The music is such a powerful force in the film. Can you discuss your approach?

OH: I think I somehow imagined this film as an opera, if that makes any sense? So the sort of brief to the composer was, “how do we do opera without voices?” In terms of creating a score that almost felt like a soundscape, it felt like a sort of representation of the time period and of the fear. Particularly for the first twenty minutes of the film it’s actually sort of one piece of music that starts at the very first frame of the film, and kind of dips out after the first scene and then comes back as the train sequence unfolds. And we sort of saw that as the tonal spirit of the music in the film. And then to constantly be contrasting that. I constantly wanted to contrast that using the Vivaldi, and the Schubert, and then Summer Breeze… just constantly adjusting the expected tone of the film as we went. Which was risky, to say the least.

How do you think this film fits into the current conversation happening around the world regarding rights for traditionally oppressed people?

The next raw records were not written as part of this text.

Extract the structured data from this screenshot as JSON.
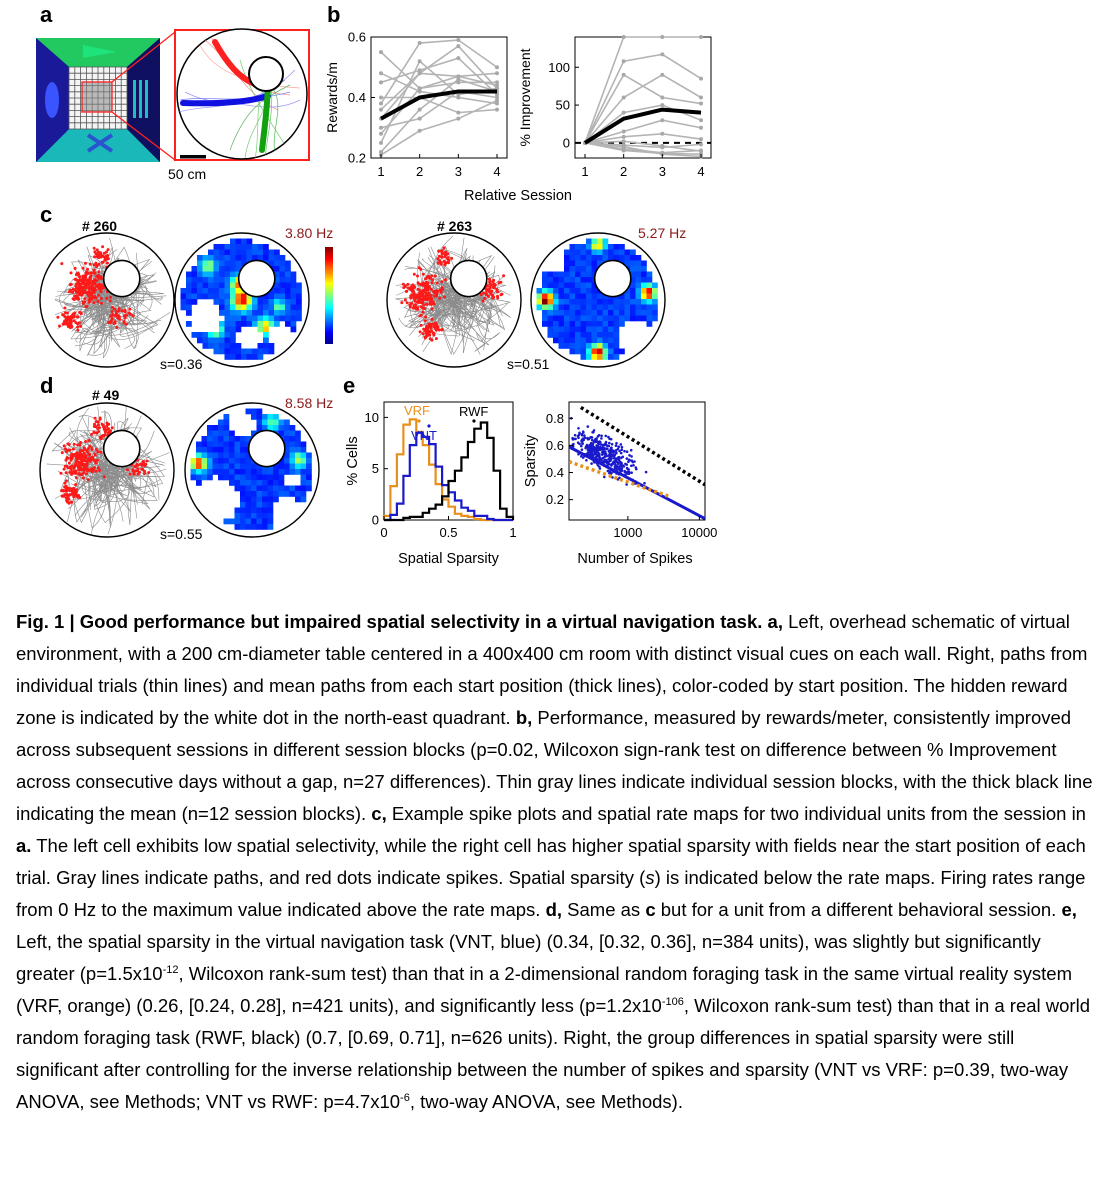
{
  "panels": {
    "a": {
      "label": "a",
      "scale_bar": "50 cm",
      "colors": {
        "path_red": "#ff2020",
        "path_blue": "#1010e0",
        "path_green": "#10a010"
      }
    },
    "b": {
      "label": "b",
      "xlabel": "Relative Session",
      "left": {
        "ylabel": "Rewards/m",
        "xticks": [
          "1",
          "2",
          "3",
          "4"
        ],
        "yticks": [
          "0.2",
          "0.4",
          "0.6"
        ]
      },
      "right": {
        "ylabel": "% Improvement",
        "xticks": [
          "1",
          "2",
          "3",
          "4"
        ],
        "yticks": [
          "0",
          "50",
          "100"
        ]
      }
    },
    "c": {
      "label": "c",
      "unit1": {
        "id": "# 260",
        "max_rate": "3.80 Hz",
        "sparsity": "s=0.36"
      },
      "unit2": {
        "id": "# 263",
        "max_rate": "5.27 Hz",
        "sparsity": "s=0.51"
      }
    },
    "d": {
      "label": "d",
      "unit": {
        "id": "# 49",
        "max_rate": "8.58 Hz",
        "sparsity": "s=0.55"
      }
    },
    "e": {
      "label": "e",
      "left": {
        "ylabel": "% Cells",
        "xlabel": "Spatial Sparsity",
        "xticks": [
          "0",
          "0.5",
          "1"
        ],
        "yticks": [
          "0",
          "5",
          "10"
        ],
        "legend": {
          "vrf": "VRF",
          "vnt": "VNT",
          "rwf": "RWF"
        }
      },
      "right": {
        "ylabel": "Sparsity",
        "xlabel": "Number of Spikes",
        "xticks": [
          "1000",
          "10000"
        ],
        "yticks": [
          "0.2",
          "0.4",
          "0.6",
          "0.8"
        ]
      },
      "colors": {
        "vrf": "#e8901c",
        "vnt": "#1a1acc",
        "rwf": "#000000"
      }
    }
  },
  "chart_data": [
    {
      "type": "line",
      "panel": "b-left",
      "x": [
        1,
        2,
        3,
        4
      ],
      "ylabel": "Rewards/m",
      "xlabel": "Relative Session",
      "ylim": [
        0.2,
        0.6
      ],
      "series": [
        {
          "name": "",
          "role": "mean",
          "values": [
            0.33,
            0.4,
            0.42,
            0.42
          ]
        },
        {
          "name": "",
          "role": "individual",
          "values": [
            0.21,
            0.29,
            0.33,
            0.39
          ]
        },
        {
          "name": "",
          "role": "individual",
          "values": [
            0.22,
            0.36,
            0.46,
            0.42
          ]
        },
        {
          "name": "",
          "role": "individual",
          "values": [
            0.25,
            0.52,
            0.41,
            0.43
          ]
        },
        {
          "name": "",
          "role": "individual",
          "values": [
            0.28,
            0.43,
            0.47,
            0.44
          ]
        },
        {
          "name": "",
          "role": "individual",
          "values": [
            0.3,
            0.33,
            0.42,
            0.4
          ]
        },
        {
          "name": "",
          "role": "individual",
          "values": [
            0.33,
            0.48,
            0.47,
            0.48
          ]
        },
        {
          "name": "",
          "role": "individual",
          "values": [
            0.36,
            0.48,
            0.57,
            0.43
          ]
        },
        {
          "name": "",
          "role": "individual",
          "values": [
            0.38,
            0.58,
            0.59,
            0.5
          ]
        },
        {
          "name": "",
          "role": "individual",
          "values": [
            0.4,
            0.4,
            0.35,
            0.36
          ]
        },
        {
          "name": "",
          "role": "individual",
          "values": [
            0.45,
            0.49,
            0.53,
            0.41
          ]
        },
        {
          "name": "",
          "role": "individual",
          "values": [
            0.48,
            0.42,
            0.4,
            0.38
          ]
        },
        {
          "name": "",
          "role": "individual",
          "values": [
            0.55,
            0.43,
            0.45,
            0.45
          ]
        }
      ]
    },
    {
      "type": "line",
      "panel": "b-right",
      "x": [
        1,
        2,
        3,
        4
      ],
      "ylabel": "% Improvement",
      "xlabel": "Relative Session",
      "ylim": [
        -20,
        140
      ],
      "reference_line": 0,
      "series": [
        {
          "name": "",
          "role": "mean",
          "values": [
            0,
            32,
            44,
            40
          ]
        },
        {
          "name": "",
          "role": "individual",
          "values": [
            0,
            140,
            140,
            140
          ]
        },
        {
          "name": "",
          "role": "individual",
          "values": [
            0,
            108,
            117,
            85
          ]
        },
        {
          "name": "",
          "role": "individual",
          "values": [
            0,
            90,
            60,
            52
          ]
        },
        {
          "name": "",
          "role": "individual",
          "values": [
            0,
            60,
            90,
            60
          ]
        },
        {
          "name": "",
          "role": "individual",
          "values": [
            0,
            40,
            50,
            30
          ]
        },
        {
          "name": "",
          "role": "individual",
          "values": [
            0,
            15,
            30,
            20
          ]
        },
        {
          "name": "",
          "role": "individual",
          "values": [
            0,
            8,
            12,
            5
          ]
        },
        {
          "name": "",
          "role": "individual",
          "values": [
            0,
            -3,
            -6,
            -2
          ]
        },
        {
          "name": "",
          "role": "individual",
          "values": [
            0,
            -8,
            -13,
            -10
          ]
        },
        {
          "name": "",
          "role": "individual",
          "values": [
            0,
            -10,
            -14,
            -15
          ]
        },
        {
          "name": "",
          "role": "individual",
          "values": [
            0,
            -5,
            -15,
            -18
          ]
        },
        {
          "name": "",
          "role": "individual",
          "values": [
            0,
            2,
            -4,
            -11
          ]
        }
      ]
    },
    {
      "type": "line",
      "panel": "e-left",
      "step": true,
      "xlabel": "Spatial Sparsity",
      "ylabel": "% Cells",
      "xlim": [
        0,
        1
      ],
      "ylim": [
        0,
        11.5
      ],
      "bin_width": 0.05,
      "series": [
        {
          "name": "VRF",
          "x": [
            0,
            0.05,
            0.1,
            0.15,
            0.2,
            0.25,
            0.3,
            0.35,
            0.4,
            0.45,
            0.5,
            0.55,
            0.6,
            0.65,
            0.7,
            0.75,
            0.8,
            0.85,
            0.9,
            0.95
          ],
          "values": [
            0.4,
            3.3,
            6.4,
            9.3,
            9.8,
            8.6,
            7.3,
            5.4,
            3.5,
            2.0,
            1.3,
            0.6,
            0.4,
            0.3,
            0.1,
            0,
            0,
            0,
            0,
            0
          ]
        },
        {
          "name": "VNT",
          "x": [
            0,
            0.05,
            0.1,
            0.15,
            0.2,
            0.25,
            0.3,
            0.35,
            0.4,
            0.45,
            0.5,
            0.55,
            0.6,
            0.65,
            0.7,
            0.75,
            0.8,
            0.85,
            0.9,
            0.95
          ],
          "values": [
            0,
            0.5,
            1.6,
            4.3,
            7.3,
            8.5,
            8.1,
            7.4,
            5.2,
            3.4,
            2.7,
            1.9,
            1.2,
            0.9,
            0.4,
            0.4,
            0.1,
            0,
            0,
            0
          ]
        },
        {
          "name": "RWF",
          "x": [
            0,
            0.05,
            0.1,
            0.15,
            0.2,
            0.25,
            0.3,
            0.35,
            0.4,
            0.45,
            0.5,
            0.55,
            0.6,
            0.65,
            0.7,
            0.75,
            0.8,
            0.85,
            0.9,
            0.95
          ],
          "values": [
            0,
            0,
            0,
            0.2,
            0.3,
            0.3,
            0.7,
            1.1,
            1.5,
            2.3,
            3.8,
            4.8,
            6.1,
            7.6,
            8.9,
            9.5,
            8.0,
            4.8,
            1.1,
            0.3
          ]
        }
      ]
    },
    {
      "type": "scatter",
      "panel": "e-right",
      "xlabel": "Number of Spikes",
      "ylabel": "Sparsity",
      "xscale": "log",
      "xlim": [
        150,
        12000
      ],
      "ylim": [
        0.05,
        0.92
      ],
      "point_count": 384,
      "fit_lines": [
        {
          "name": "VNT",
          "x": [
            150,
            12000
          ],
          "y": [
            0.59,
            0.06
          ]
        },
        {
          "name": "VRF",
          "x": [
            150,
            4000
          ],
          "y": [
            0.48,
            0.22
          ]
        },
        {
          "name": "RWF",
          "x": [
            220,
            12000
          ],
          "y": [
            0.88,
            0.31
          ]
        }
      ]
    }
  ]
}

OH: The film premiered in Venice, and on the day it was first shown, at the same time, it happened to be the biggest march against gender-based violence in South African history. There had been the George Floyd murder in America… we had a similarly horrifying experiences in South Africa. A young woman was murdered in a post office, and her murder just sort of shocked the whole country, and it was this senseless killing. And it mobilized women in South Africa within a week to organize a sort of national protest. So the life of Moffie as a film, in terms of an audience seeing it, started on this day of all days, and obviously the film deals with themes (toxic masculinity, whiteness) on the same day that a march was taking place in South Africa against these exact concepts. And as the pandemic has unfolded, and as we’ve seen what’s been happening in America with Black Lives Matter, and how we’ve all been kind of sitting at home, having to acknowledge and participate in some kind of seismic change… it has been an interesting journey for Moffie, because you know, I think my fascination in wanting to make the film was always in exploring this other part of my history, which is the fact that I’ve never considered the world from the perspective of a white person who oppressed my family historically, and why they would do that, what made those men the way that they are, the way that they were. And I think we are now in a space, politically and socially around the world, where we’re having to come to the intersection of these kinds of questions.